Wind makes a difference in needing more heat, but there is a surprising amount of solar heating even though my yurt is all light colors. Generally at some point in the fall I will circle the yurt on a windy day looking for drafts. Once they are plugged it gets noticeable warmer. Yurts are beautiful: light and spacious. Wood heat is lovely, toasty and fantastic ambiance. It's definitely not push button easy and will never heat any structure evenly the way a furnace will.
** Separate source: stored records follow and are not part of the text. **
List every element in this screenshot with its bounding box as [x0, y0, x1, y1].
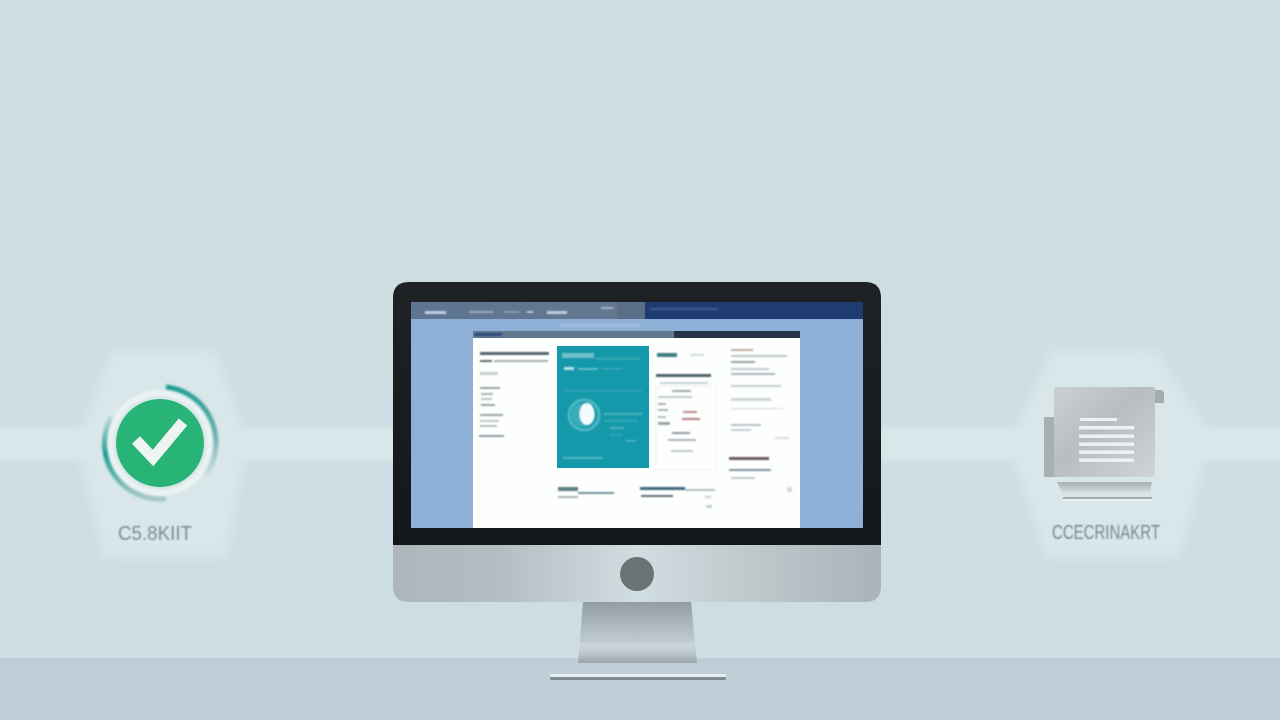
web page: [473, 331, 800, 528]
teal panel ring chart: [569, 400, 599, 430]
page right column: [729, 349, 792, 492]
floor band: [0, 658, 1280, 720]
camera button: [620, 557, 654, 591]
browser header: [411, 302, 863, 319]
monitor: [393, 282, 881, 680]
page footer blocks: [558, 487, 715, 508]
monitor bezel: [393, 282, 881, 545]
monitor foot: [550, 674, 726, 680]
panel: right document hexagon: [1008, 350, 1212, 558]
monitor chin: [393, 545, 881, 602]
page sidebar text: [479, 352, 549, 437]
label: right document caption: CCECRINAKRT: [1052, 522, 1160, 544]
monitor stand: [578, 602, 697, 663]
page top bar: [473, 331, 800, 338]
icon: green check badge: [104, 387, 216, 499]
horizontal connector band: [0, 428, 1280, 460]
icon: document tray: [1044, 387, 1164, 501]
panel: left status hexagon: [76, 350, 248, 558]
monitor screen: [411, 302, 863, 528]
teal feature panel: [557, 346, 649, 468]
page center form: [656, 353, 716, 470]
label: left status caption: C5.8KIIT: [118, 523, 192, 545]
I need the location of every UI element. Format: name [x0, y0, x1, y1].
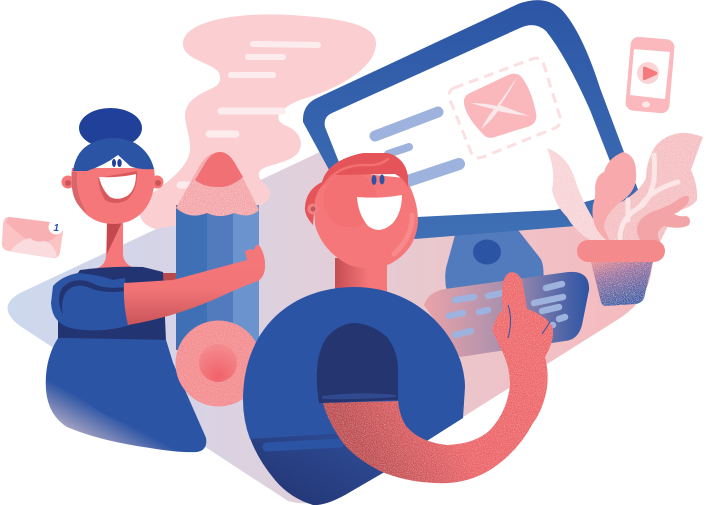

Wintergreen282 09-13-2017 08:31 AM

Re: Wood Stove Recommendation
 
Mixing some less seasoned wood in with the dry stuff and saving that big oak or beech log for the last nighttime loading helps for a longer burn. I generally don't get up to reload preferring an uninterrupted sleep to dealing with colder temps in the morning. That said, I will put a mix of wood types by the stove to easily toss in should I get up. A good bed of coals can take big logs, a weak bed needs faster burning wood. If you pay attention, you learn what will catch and what will leave you with half burnt logs in your stove. Draft makes a difference and I think the wind influences your draft. It's possible barometric pressure influences your draft. Trees around your yurt can grow taller from one winter to the next and make a difference.

Bob Rowlands 09-13-2017 08:35 AM

Re: Wood Stove Recommendation
 
Good points. Thanks for the tips.

Wintergreen282 09-13-2017 08:37 AM

Re: Wood Stove Recommendation
 
Dry wood REALLY makes a difference. A huge, huge difference. Unseasoned wood will sometimes burn pretty well, so you think you are okay. But much of the actual heat is going to drying the wood. Certain types of trees also burn hotter than others.

Wintergreen282 09-13-2017 08:39 AM

Re: Wood Stove Recommendation
 
Bob. I would think you know all this and way, way more. Lol.